US Open: c’è (sempre) aria di derby azzurro

Dal nostro inviato a New York

(D.A.) Argomento delicato, il derby, come si è visto in questi giorni. Vale doppio, il problema è questo. E costa il doppio, quanto meno per le energie che se ne vanno, insalutate ospiti. Quelle del corpo e quelle della testa. L’ultimo, fra le nostre, è stato a Cincinnati, fra Vinci ed Errani. Finito a brutto muso, come ammettono loro stesse. Forse perché veniva a distanza ravvicinata da quello di Palermo, vittoria della Vinci, anche lì come negli Stati Uniti. Le prime due della loro “fraterna” rivalità. Il prossimo trova spazio agli Us Open, oggi, primo incontro sul Centrale, dunque destinato a suscitare interesse persino negli appassionati di qui, vista la particolarità.
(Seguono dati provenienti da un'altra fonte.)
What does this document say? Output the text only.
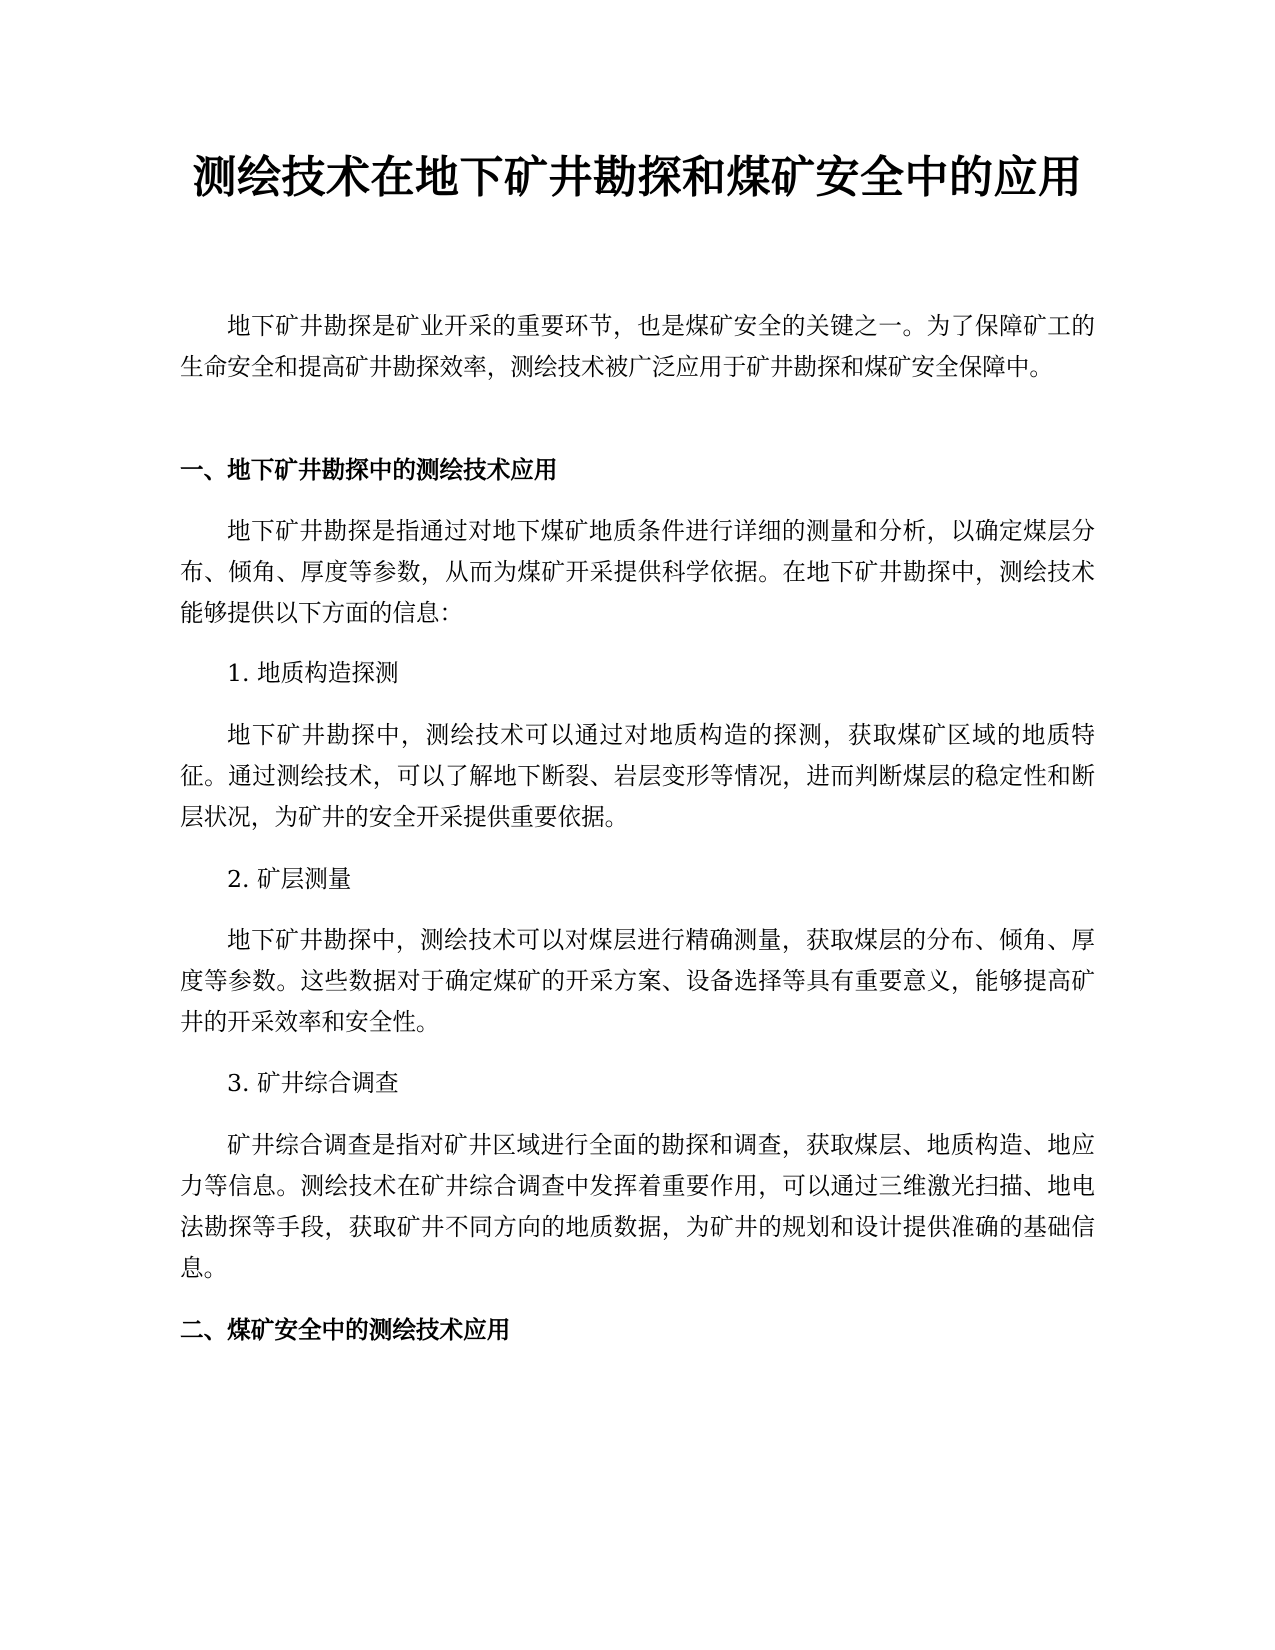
测绘技术在地下矿井勘探和煤矿安全中的应用

地下矿井勘探是矿业开采的重要环节，也是煤矿安全的关键之一。为了保障矿工的生命安全和提高矿井勘探效率，测绘技术被广泛应用于矿井勘探和煤矿安全保障中。

一、地下矿井勘探中的测绘技术应用

地下矿井勘探是指通过对地下煤矿地质条件进行详细的测量和分析，以确定煤层分布、倾角、厚度等参数，从而为煤矿开采提供科学依据。在地下矿井勘探中，测绘技术能够提供以下方面的信息：

1. 地质构造探测

地下矿井勘探中，测绘技术可以通过对地质构造的探测，获取煤矿区域的地质特征。通过测绘技术，可以了解地下断裂、岩层变形等情况，进而判断煤层的稳定性和断层状况，为矿井的安全开采提供重要依据。

2. 矿层测量

地下矿井勘探中，测绘技术可以对煤层进行精确测量，获取煤层的分布、倾角、厚度等参数。这些数据对于确定煤矿的开采方案、设备选择等具有重要意义，能够提高矿井的开采效率和安全性。

3. 矿井综合调查

矿井综合调查是指对矿井区域进行全面的勘探和调查，获取煤层、地质构造、地应力等信息。测绘技术在矿井综合调查中发挥着重要作用，可以通过三维激光扫描、地电法勘探等手段，获取矿井不同方向的地质数据，为矿井的规划和设计提供准确的基础信息。

二、煤矿安全中的测绘技术应用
Da una parte Sara Errani, la prima italiana a issare lo stendardo della quarta testa di serie in uno Slam (grazie anche al ritiro della Sharapova, d’accordo, ma che importa?), semifinalista un anno fa, conosciuta per essere una “ragazza perseverante”, come la definiscono le cronache tennistiche di questi giorni. Non è un diminutivo, sapete. Non lo è affatto. Ad honorem la “ragazza perseverante” è Monica Seles, l’ultima a entrare nella ristretta Hall Of Fame dei campioni di Flushing Meadows, in perenne esposizione con foto e menzione speciale all’ingresso dell’impianto. L’altra è invece Flavia Pennetta, che alla semifinale giunse a un passo, due anni fa, battuta dalla Kerber in uno di quei (non pochi) match imperdibili che lei ha invece gettato al vento. La conoscono bene, gli americani, la Flavia. Per la lunga militanza nel circuito, sono dodici anni oramai, e per una finale di doppio giocata fianco alla Dementieva, qualche anno fa.

«Me la gioco, come sempre», dice la Penna, all’apparenza rilassata. «Questo è il momento di Sara, dunque è lei la favorita, e forse anche quella che sentirà un po’ di più la pressione del match». Sara risponde così: «La tensione c’è, ci sarà, ma è normale e ci sono abituata. Flavia per me è stata importante, perché osservandola e frequentandola mi ha insegnato molte cose. Come la Schiavone, del resto. Oggi si sta riprendendo da un lungo stop, non ha più la classifica di prima, ma sa come giocare contro di me, e mi creerà di sicuro dei problemi».

Sui derby, in fondo, si fonda un pezzetto di storia del nostro tennis al femminile. Non c’è azzurra, fra le più forti, cui sia stata risparmiata la spremitura che un confronto casalingo inevitabilmente provoca. Limitandosi a esplorare le finali del circuito maggiore, sono stati già nove gli incontri ravvicinati del terzo tipo. È toccato alla Cecchini e alla Reggi, negli anni Ottanta, poi alla Farina (battuta, ahilei, dalla Piccolini a San Marino), e dopo alla Schiavone, alla Pennetta e ovviamente alla Vinci e alla Errani. Il super derby, però, prese forma un anno fa, proprio agli Us Open, nei quarti. Ancora Sara e Roberta di fronte, ma in condizioni diverse da quelle che hanno condotto la Vinci ad aggiudicarsi le ultime due prove. Un anno fa era Sara a dominare, nella coppia, e Roberta dovette accettare l’ennesima sconfitta. In semifinale andò la Errani, costretta a misurarsi con una Serena Williams che la costrinse a fare scena muta. Fra Errani e Pennetta, invece, ben due finali, quella del 2009 a Palermo, la prima, comodamente governata da Flavia, poi quella del 2012 ad Acapulco, nella quale la Errani riuscì a conficcare le sue unghiettine rapaci, lasciando a zero la Pennetta nel terzo set.